Up until now, many businesses have been slow to adopt a climate change strategy. As climate change is increasingly becoming a pressing issue globally, and especially in Africa where we often lack the resources and infrastructure to withstand the potential risks that climate change pose to our welfare and economy, CSI can no longer afford to ignore climate change challenges.
In South Africa, most organisations don’t view climate change with the same urgency as some of our many socio-economic challenges, like poverty, education inequality, high levels of gender-based violence, and other pressing needs. This is a worldwide tendency, as the latest PWC Annual Global CEO Survey showed that only 30% of CEOs across the world are prioritising climate change.
However, can South Africa, together with the rest of the world, afford to ignore climate change?
Over the last decade extreme weather events, as a result of climate change, have increased globally, including in Southern Africa. Temperatures are increasing above the global average and big South African cities like Cape Town and Durban have in recent times been experiencing climate change-induced drought and associated water scarcity. Another examples of a recent extreme weather event, is the tropical cyclone, Idai that killed more than 1300 people in Mozambique, Zimbabwe and Malawi in March 2019.

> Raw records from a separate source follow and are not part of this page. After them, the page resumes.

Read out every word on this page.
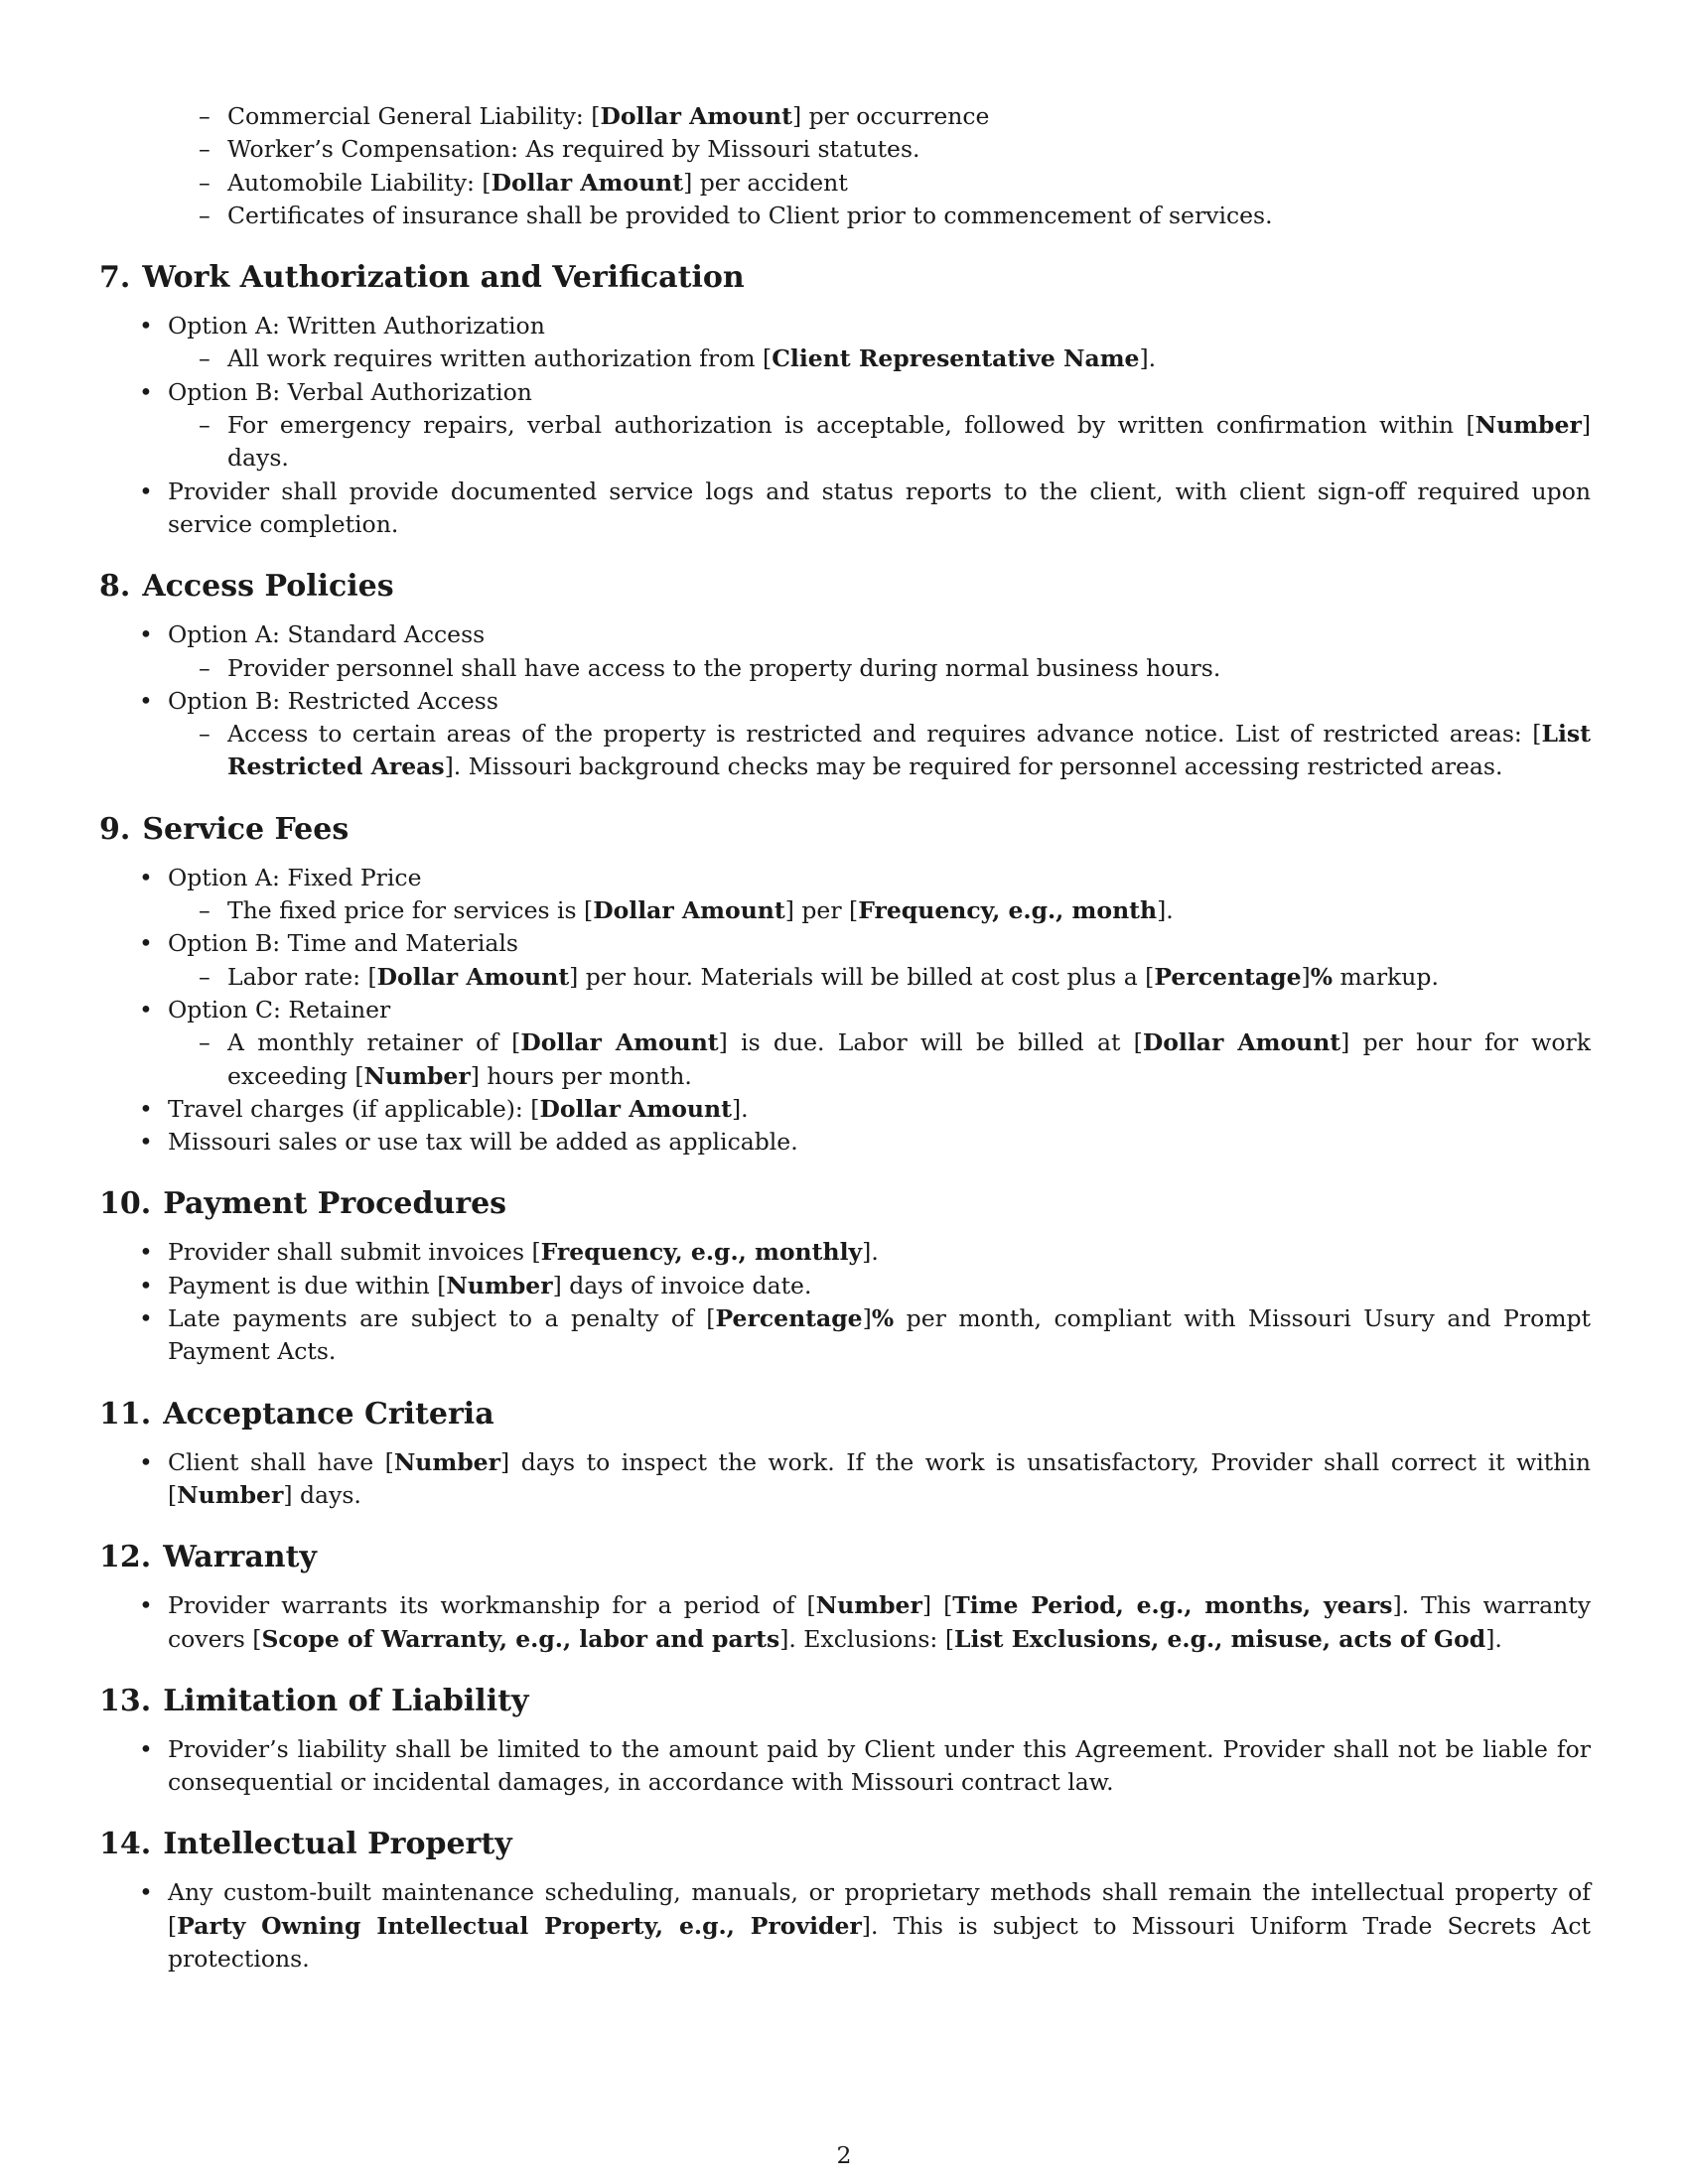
– Commercial General Liability: [Dollar Amount] per occurrence
– Worker’s Compensation: As required by Missouri statutes.
– Automobile Liability: [Dollar Amount] per accident
– Certificates of insurance shall be provided to Client prior to commencement of services.
7. Work Authorization and Verification
• Option A: Written Authorization
– All work requires written authorization from [Client Representative Name].
• Option B: Verbal Authorization
– For emergency repairs, verbal authorization is acceptable, followed by written confirmation within [Number] days.
• Provider shall provide documented service logs and status reports to the client, with client sign-off required upon service completion.
8. Access Policies
• Option A: Standard Access
– Provider personnel shall have access to the property during normal business hours.
• Option B: Restricted Access
– Access to certain areas of the property is restricted and requires advance notice. List of restricted areas: [List Restricted Areas]. Missouri background checks may be required for personnel accessing restricted areas.
9. Service Fees
• Option A: Fixed Price
– The fixed price for services is [Dollar Amount] per [Frequency, e.g., month].
• Option B: Time and Materials
– Labor rate: [Dollar Amount] per hour. Materials will be billed at cost plus a [Percentage]% markup.
• Option C: Retainer
– A monthly retainer of [Dollar Amount] is due. Labor will be billed at [Dollar Amount] per hour for work exceeding [Number] hours per month.
• Travel charges (if applicable): [Dollar Amount].
• Missouri sales or use tax will be added as applicable.
10. Payment Procedures
• Provider shall submit invoices [Frequency, e.g., monthly].
• Payment is due within [Number] days of invoice date.
• Late payments are subject to a penalty of [Percentage]% per month, compliant with Missouri Usury and Prompt Payment Acts.
11. Acceptance Criteria
• Client shall have [Number] days to inspect the work. If the work is unsatisfactory, Provider shall correct it within [Number] days.
12. Warranty
• Provider warrants its workmanship for a period of [Number] [Time Period, e.g., months, years]. This warranty covers [Scope of Warranty, e.g., labor and parts]. Exclusions: [List Exclusions, e.g., misuse, acts of God].
13. Limitation of Liability
• Provider’s liability shall be limited to the amount paid by Client under this Agreement. Provider shall not be liable for consequential or incidental damages, in accordance with Missouri contract law.
14. Intellectual Property
• Any custom-built maintenance scheduling, manuals, or proprietary methods shall remain the intellectual property of [Party Owning Intellectual Property, e.g., Provider]. This is subject to Missouri Uniform Trade Secrets Act protections.
2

As global warming intensifies, we are likely to see more extreme weather events, including heatwaves, tropical cyclones and droughts.
As the frequency and intensity of these extreme weather events keep increasing, our food systems are increasingly threatened, and especially vulnerable food-insecure households will bear the brunt, as food becomes scarcer and thus more expensive. Smallholders generate 90% of total agricultural output in Southern Africa, but 30% of this production is likely at risk from climate hazards. The most important climate hazard we face is heat stress, represented by high growing season temperatures. Heat stress can lower the productivity of crops, such as wheat and maize, and livestock. It also affects human labour and increases the risk of natural disasters and reduce the growing season.
South Africa is globally one of the top five countries in terms of carbon emitted per unit of energy. As a country we are greatly dependent on burning coal for energy, which is the biggest contributor to green gas emissions in our country.
In 2010, the South African government has committed to a 42% reduction in emissions by 2025 and net-zero (removing all man-made greenhouse gas emissions from the atmosphere through reduction measures) by 2050. However, we first have to overcome the many challenges including exacerbating development problems, concern from business about global competitiveness and exports, concerns about reduced employment and concern about the impact that it will have on poor households. To meet net-zero global objectives, South Africa will have to transform its carbon-intensive economy, and simultaneously meet its development needs.
Corporates can play a role in reducing green gas emissions by utilising renewable energy resources to power their offices and operations. They can also contribute to initiatives that look at reducing emissions, like joining and sponsoring tree planting initiatives to restore forests, the restoration of soil carbon in agriculture and the restoration of ecosystems like wetlands.
Organisations also need to look at their investments and whether or not they’re investing responsibly and ethically, and in ways that consider the environment. We can no longer afford to ignore climate change, but should rather actively work together to ensure our country meets the carbon emission reductions that are necessary to protect our society and our economy.